Até esta altura, as altas de preço eram geralmente pontuais e derivadas dos chamados "choques de oferta", ou quebras de safras. Já no Império Romano, entrou em cena uma novidade: o fenômeno da inflação, ou alta generalizada de preços, que se tornou política pública.

Desde 269 a.C., ainda na República, o templo de Juno Moneta (origem da palavra "moeda") cunhava o denarius contendo 100% de prata. Mas a partir de 64 d.C., os imperadores passaram a recunhá-lo misturando metais mais baratos. Nero reduziu o conteúdo de prata para 88% (lucro e inflação instantâneos de 15%). O denarius seguiu sendo continuamente depreciado por ligas metálicas até conter apenas 0,5% de prata em 268 d.C.

Diocleciano passou decreto em 284 d.C. no qual atribuía a culpa da inflação generalizada à ganância dos comerciantes e especuladores. Antecipando o governo Sarney e suas prisões contra violadores de seu tabelamento geral, instituiu a pena de morte aos infratores, inclusive àqueles que comprassem acima do preço de tabela.

Em nosso 2020 d.C., o governo ainda não avalizou o tabelamento do arroz, leite, laranja e outros alimentos. Porém muitos seguem acreditando que o comerciante ou o produtor ganancioso é o responsável pelo aumento de preços. Não aprenderam a lição de 4.400 anos.

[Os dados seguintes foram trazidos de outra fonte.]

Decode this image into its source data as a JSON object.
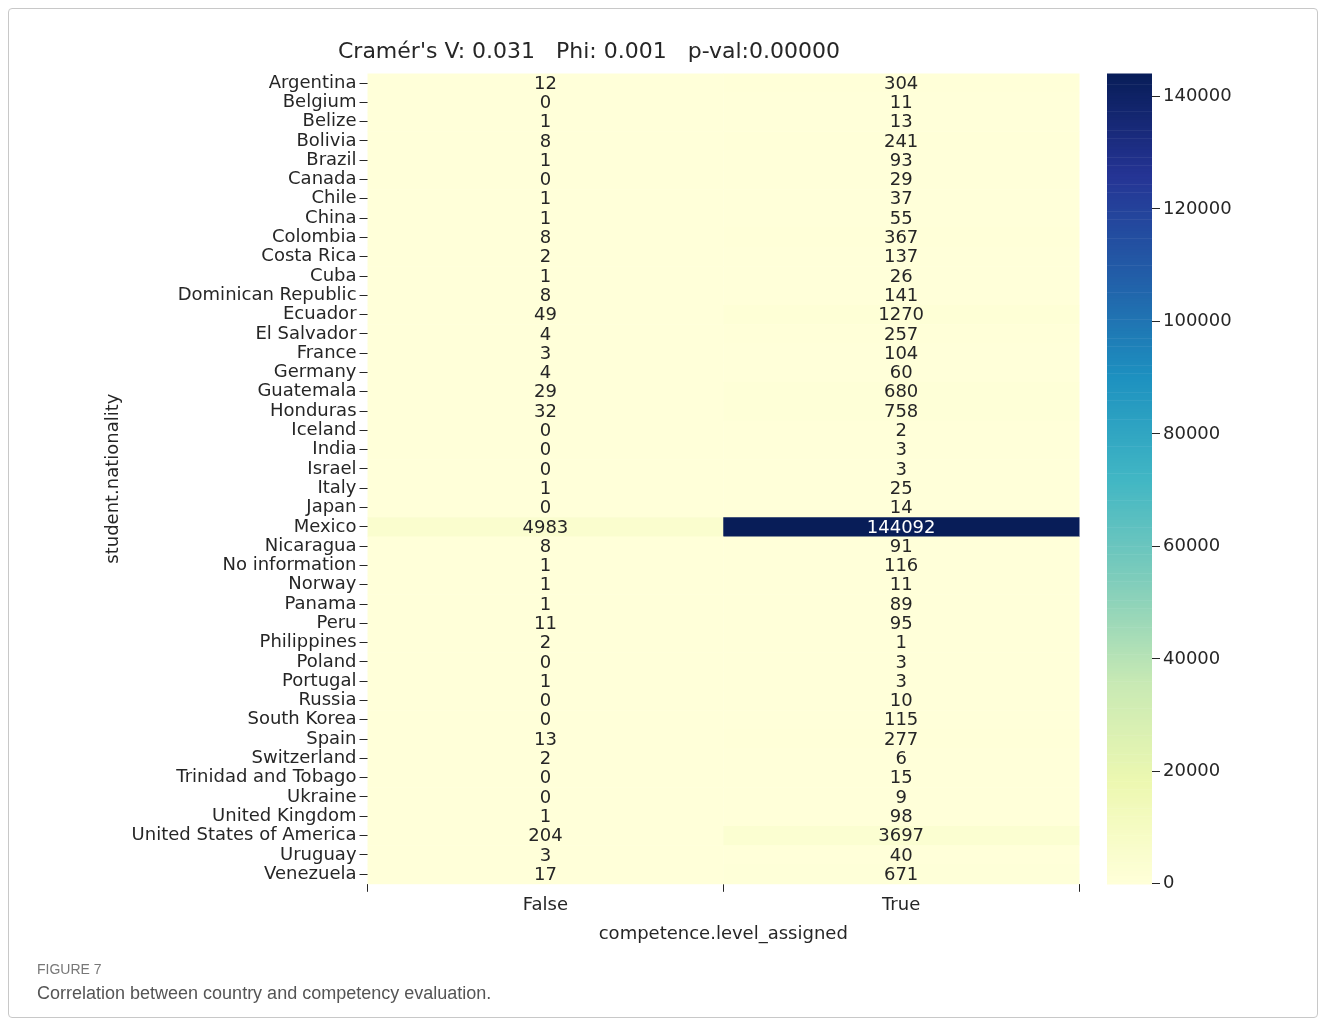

A alta atual dos preços de alimentos é resultado do aumento de dinheiro circulante injetado pelo BC. Como diziam Milton Friedman, Ludwig von Mises, Roberto Campos, e outros craques, "a inflação é, em todos os tempos e lugares, um fenômeno monetário". A política monetária frouxa do BC promoveu a alta do dólar: o Real tem o pior desempenho entre os principais emergentes neste ano. O dólar caro, por sua vez, contaminou os preços em reais das commodities negociadas no mundo e cotadas em dólares, como o arroz.

Tabelar os preços nunca foi a solução: o comerciante tende a deixar de negociar o produto tabelado porque terá prejuízo; então restringirá a oferta, buscará outros ramos de atuação (de produtos não tabelados), e o consumidor fica com o prato vazio. Mais Urukagina, menos Hammurabi.